Even with hopes rising, U.S. officials have braced the country for a painful week.

Still, optimism prevailed, sparking a 1600-point surge in the Dow, a gain of nearly 8 percent. The S&P 500 rose 7 percent and the Nasdaq was up even more.

But a rally of such magnitude, the largest in roughly two weeks, is premature, says Greg Powell. He's CEO, FiPlan Partners.


"It's great to see the market react so positively to positive news. At the same time though, we still have a lot to go through over the next two weeks and it's not just the hot spots but throughout the country and so on these strong rallies like this it may be a time if people are selling on the upside and buying on the dips they may want to think about that especially with such a short week."
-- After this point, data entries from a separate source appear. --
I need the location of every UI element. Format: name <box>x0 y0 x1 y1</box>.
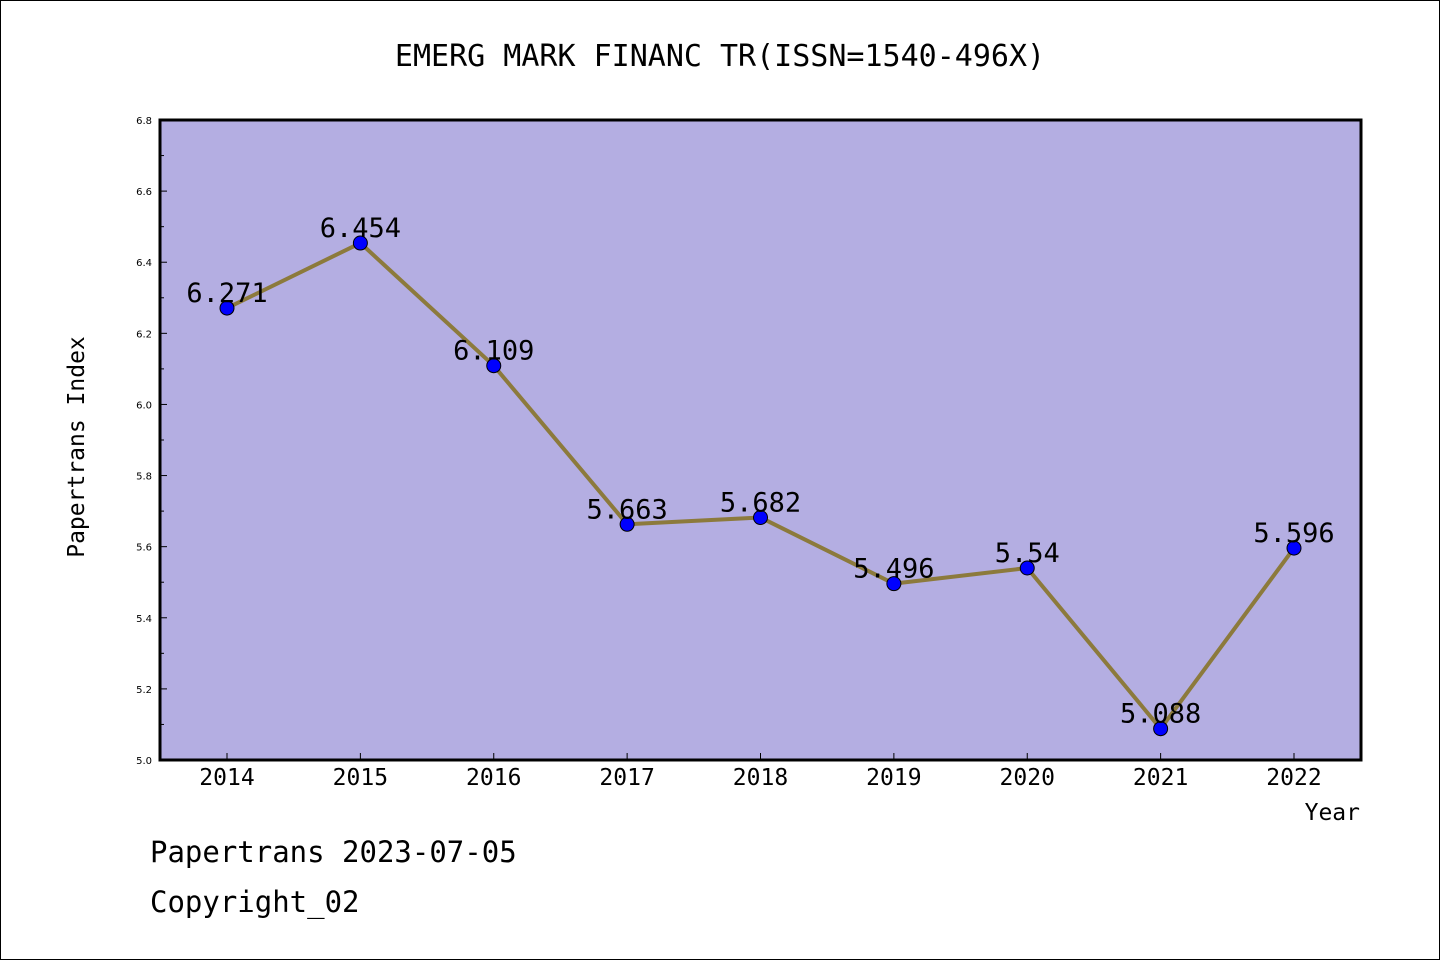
data-point <box>219 300 235 316</box>
data-label: 5.496 <box>853 554 934 585</box>
x-tick-label: 2016 <box>466 765 521 791</box>
y-tick-label: 5.2 <box>136 685 152 696</box>
series-group: 6.271 6.454 6.109 5.663 5.682 5.496 5.54 5.088 5… <box>186 213 1335 737</box>
data-point <box>352 235 368 251</box>
data-point <box>886 576 902 592</box>
y-tick-label: 5.8 <box>136 472 152 483</box>
data-label: 5.682 <box>720 488 801 519</box>
y-tick-label: 5.6 <box>136 543 152 554</box>
x-tick-label: 2017 <box>599 765 654 791</box>
footer-date-text: Papertrans 2023-07-05 <box>150 835 517 869</box>
data-label: 6.109 <box>453 336 534 367</box>
x-axis-label: Year <box>1305 800 1360 826</box>
data-label: 5.54 <box>995 538 1060 569</box>
data-point <box>486 358 502 374</box>
y-tick-label: 6.0 <box>136 400 152 411</box>
data-label: 5.663 <box>586 494 667 525</box>
x-axis: 2014 2015 2016 2017 2018 2019 2020 2021 2022 <box>199 753 1322 791</box>
x-tick-label: 2014 <box>199 765 254 791</box>
plot-area <box>158 118 1363 762</box>
y-tick-label: 5.0 <box>136 756 152 767</box>
x-tick-label: 2015 <box>333 765 388 791</box>
data-label: 6.454 <box>320 213 401 244</box>
x-tick-label: 2019 <box>866 765 921 791</box>
x-tick-label: 2022 <box>1266 765 1321 791</box>
y-tick-label: 6.4 <box>136 258 152 269</box>
y-tick-label: 6.8 <box>136 116 152 127</box>
data-point <box>753 510 768 526</box>
y-tick-label: 6.6 <box>136 187 152 198</box>
data-label: 5.596 <box>1253 518 1334 549</box>
data-label: 6.271 <box>186 278 267 309</box>
data-point <box>1019 560 1035 576</box>
x-tick-label: 2020 <box>1000 765 1055 791</box>
data-label: 5.088 <box>1120 699 1201 730</box>
y-axis-label: Papertrans Index <box>64 336 90 558</box>
data-point <box>619 516 635 532</box>
footer-copyright-text: Copyright_02 <box>150 885 360 919</box>
chart-title: EMERG MARK FINANC TR(ISSN=1540-496X) <box>395 39 1045 74</box>
x-tick-label: 2018 <box>733 765 788 791</box>
data-point <box>1153 721 1169 737</box>
y-axis: 5.0 5.2 5.4 5.6 5.8 6.0 6.2 6.4 6.6 6.8 <box>136 116 167 767</box>
data-point <box>1286 540 1302 556</box>
y-tick-label: 6.2 <box>136 329 152 340</box>
y-tick-label: 5.4 <box>136 614 152 625</box>
x-tick-label: 2021 <box>1133 765 1188 791</box>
Shares of Carnival surged Monday after Saudi Arabia's sovereign wealth fund revealed it has taken an 8.2 percent stake in the world's biggest cruise ship operator. The stake which was worth about $476 million at the highs of the day, instantly made the Saudi investment vehicle Carnival's second-largest investor, according to Refinitiv Eikon Data. Carnival has had to raise cash and cut costs in an effort to ride out this turmoil. The stock rallied 20 percent.

Another stock on the move....Wayfair. The online home furnishing company surged 41 percent. Despite all the doom and gloom out there, the company said it expects to meet or beat is first quarter sales forecast. Why? It is say business is booming as customers flock online to shop with many physical outlets closed.

Oil was largely left out of the buying. A meeting scheduled for Monday for OPEC+, which includes fighting producers Saudi Arabia and Russia, was postponed until Thursday. The delay sparking concern that the two sides are not close to securing a global agreement to cut production and stop a crash in prices. Crude oil finished lower in U.S. trade.